勤めていた運送会社の経営者が、放漫経営を行っていたため常に危機感を持っていたという。「このままでは会社は立ち行かなくなる」と考え、同僚とともに運送会社をスタートした。
しかし、資金が潤沢にあったわけではなく、自転車操業を繰り返していた。「稼いでも先行投資に消えてしまい、自分の給料も取れないくらい苦しかった」という。
そんな厳しい経営環境に、一緒に会社を始めた元同僚が根を上げてしまった。番頭として配車など一切を任せ、現場でトラックに乗っていた社長だったが、突然右腕がいなくなり、すべてを背負わなければならなくなった。先頭に立ち、営業から配車、トラックに乗ったりと、東奔西走の日々を過ごす。
業績は順調に伸び、今では車両80台、従業員は75人に増え、東京、静岡、成田に営業所を構えるまでに成長した。
「思い返せば、あの時、元同僚が去ったことで自分がやらなければならないという責任感が芽生えた。それが今につながっているのかもしれない」と話している。(高田直樹)
不況に直面、意識改革
山栄物流(山梨県笛吹市)の輿石典男社長の岐路は、リーマン・ショックの頃だったという。
当時、運送業界は燃料価格の高騰と不況という厳しい経営環境に直面していた。燃料サーチャージが始まり、コスト増加に対応した適正運賃収受が改めて強調されたのがこの頃だ。

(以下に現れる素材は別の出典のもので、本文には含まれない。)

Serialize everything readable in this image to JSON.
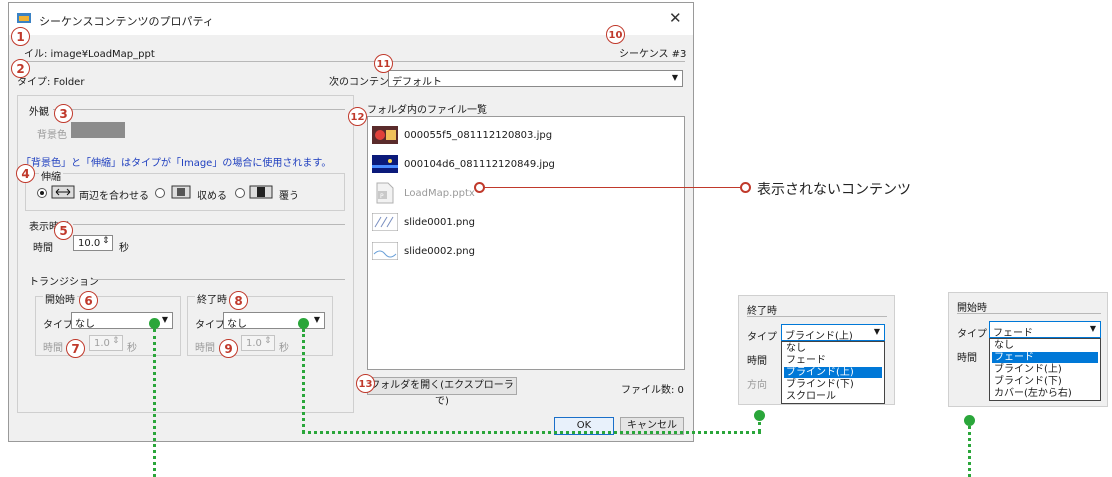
{
  "dialog": {
    "title": "シーケンスコンテンツのプロパティ",
    "close_glyph": "✕",
    "file_label": "ファイル: image¥LoadMap_ppt",
    "file_label_visible": "イル: image¥LoadMap_ppt",
    "sequence_label": "シーケンス #3",
    "type_label": "タイプ: Folder",
    "next_content_label": "次のコンテンツ",
    "next_content_value": "デフォルト",
    "appearance_group": "外観",
    "bgcolor_label": "背景色",
    "bgcolor_swatch": "#8c8c8c",
    "note": "「背景色」と「伸縮」はタイプが「Image」の場合に使用されます。",
    "stretch_group": "伸縮",
    "stretch_options": [
      "両辺を合わせる",
      "収める",
      "覆う"
    ],
    "display_time_group": "表示時間",
    "time_label": "時間",
    "time_value": "10.0",
    "time_unit": "秒",
    "transition_group": "トランジション",
    "start_group": "開始時",
    "end_group": "終了時",
    "type_field_label": "タイプ",
    "start_type_value": "なし",
    "end_type_value": "なし",
    "sub_time_value": "1.0",
    "file_list_label": "フォルダ内のファイル一覧",
    "files": [
      {
        "name": "000055f5_081112120803.jpg",
        "disabled": false
      },
      {
        "name": "000104d6_081112120849.jpg",
        "disabled": false
      },
      {
        "name": "LoadMap.pptx",
        "disabled": true
      },
      {
        "name": "slide0001.png",
        "disabled": false
      },
      {
        "name": "slide0002.png",
        "disabled": false
      }
    ],
    "open_folder_button": "フォルダを開く(エクスプローラで)",
    "file_count": "ファイル数: 0",
    "ok_button": "OK",
    "cancel_button": "キャンセル"
  },
  "badges": [
    "1",
    "2",
    "3",
    "4",
    "5",
    "6",
    "7",
    "8",
    "9",
    "10",
    "11",
    "12",
    "13"
  ],
  "callout": "表示されないコンテンツ",
  "end_panel": {
    "title": "終了時",
    "type_label": "タイプ",
    "selected": "ブラインド(上)",
    "time_label": "時間",
    "direction_label": "方向",
    "options": [
      "なし",
      "フェード",
      "ブラインド(上)",
      "ブラインド(下)",
      "スクロール"
    ],
    "highlighted": "ブラインド(上)"
  },
  "start_panel": {
    "title": "開始時",
    "type_label": "タイプ",
    "selected": "フェード",
    "time_label": "時間",
    "options": [
      "なし",
      "フェード",
      "ブラインド(上)",
      "ブラインド(下)",
      "カバー(左から右)"
    ],
    "highlighted": "フェード"
  },
  "colors": {
    "accent": "#c0392b",
    "connector": "#2aa63a",
    "selection": "#0078d7",
    "note_text": "#1f3fbf"
  }
}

「安全」は運送事業者の最重要課題だが、コストがかかる。そこで燃料の節約や車両コストの削減に取り組んだ。ドライバーにも燃料費や車両の管理費など、1運行あたりでどれだけかかるのか具体的な数字を知らせ、コスト削減の意識付けを徹底した。
効果は絶大だった。エコドライブなど省エネにつながる取り組みは事故防止にも効果を発揮した。今にして思えば、それはドライバーの意識が大きく変わるきっかけとなったのだ。(千葉由之)
野球が育てた今の自分
ウエストライン(奈良県大和郡山市)の中尾靖社長は、小学校から野球漬けの毎日を送る野球少年で、県立広陵高校3年生のときは一番ライトのレギュラーポジションで夏の奈良県大会に出場し、ベスト4まで進んだ。「野球をやっていなかったら今の自分はなかった」と強調する。
高校卒業後、大手家電メーカーに就職し、社会人野球の選手として活躍していたが、元々独立心が強かったため2年で退社。地元の運送会社のドライバーとして働くことになったが、3か月目に事故が発生。カーブでトレーラを横転させてしまった。

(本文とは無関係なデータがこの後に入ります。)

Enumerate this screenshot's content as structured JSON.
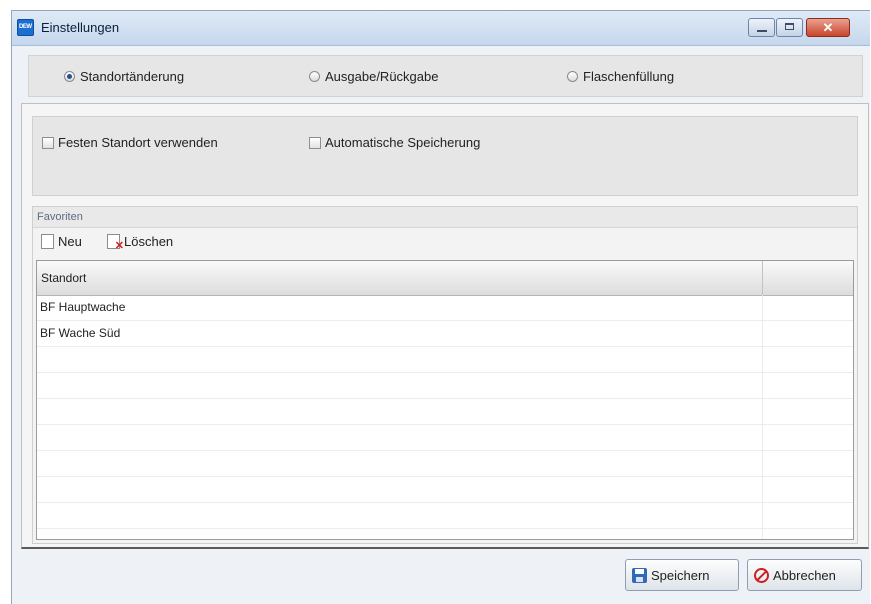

横転事故で荷主の常務から目を付けられ、事務所に行くたびに運転上の注意を受けていたが、ふとしたきっかけで常務の趣味が野球であることがわかり意気投合。その後、独立してみないかと熱心に持ちかけられ、決意したという。
独立して6年目を迎えるが、野球つながりで仕事は年々増加している。
現在、トレーラヘッド10台、シャシー28台、大型車1台を保有。
現在も、5年前に同級生と立ち上げた社会人野球に属しており、深く関わっている。「野球をやっていなかったら今の自分はなかった。野球の結びつきだらけで、仕事上、大変役に立っている」と話している。(大塚 仁)
顧客の分散化を意識
屋根材の輸送をメーンに展開する加成屋(杉山弘幸社長、静岡市葵区)は95年に建築板金の販売会社としてスタート。創業以降、業績は順調に推移していたものの、売り上げの大半を占めていたメーン顧客の業績が急速に落ち込んだことを契機に、一般貨物運送事業者へ転換した。
顧客企業はその後、民事再生法を申請した。これを教訓に顧客の分散化についても常に意識しながら事業運営にあたっている。
現在は求荷・求車サイトなどを通じて多くの同業他社とネットワークを構築。「断ったら次は来ない」という考え方を貫いている。多くの事業者が車両数を減らし、月末などの繁忙期になるとトラックが足りなくなる中、「相手の足元を見て値上げすることはしない」と、繁閑に関係なく適正運賃の維持を図っている。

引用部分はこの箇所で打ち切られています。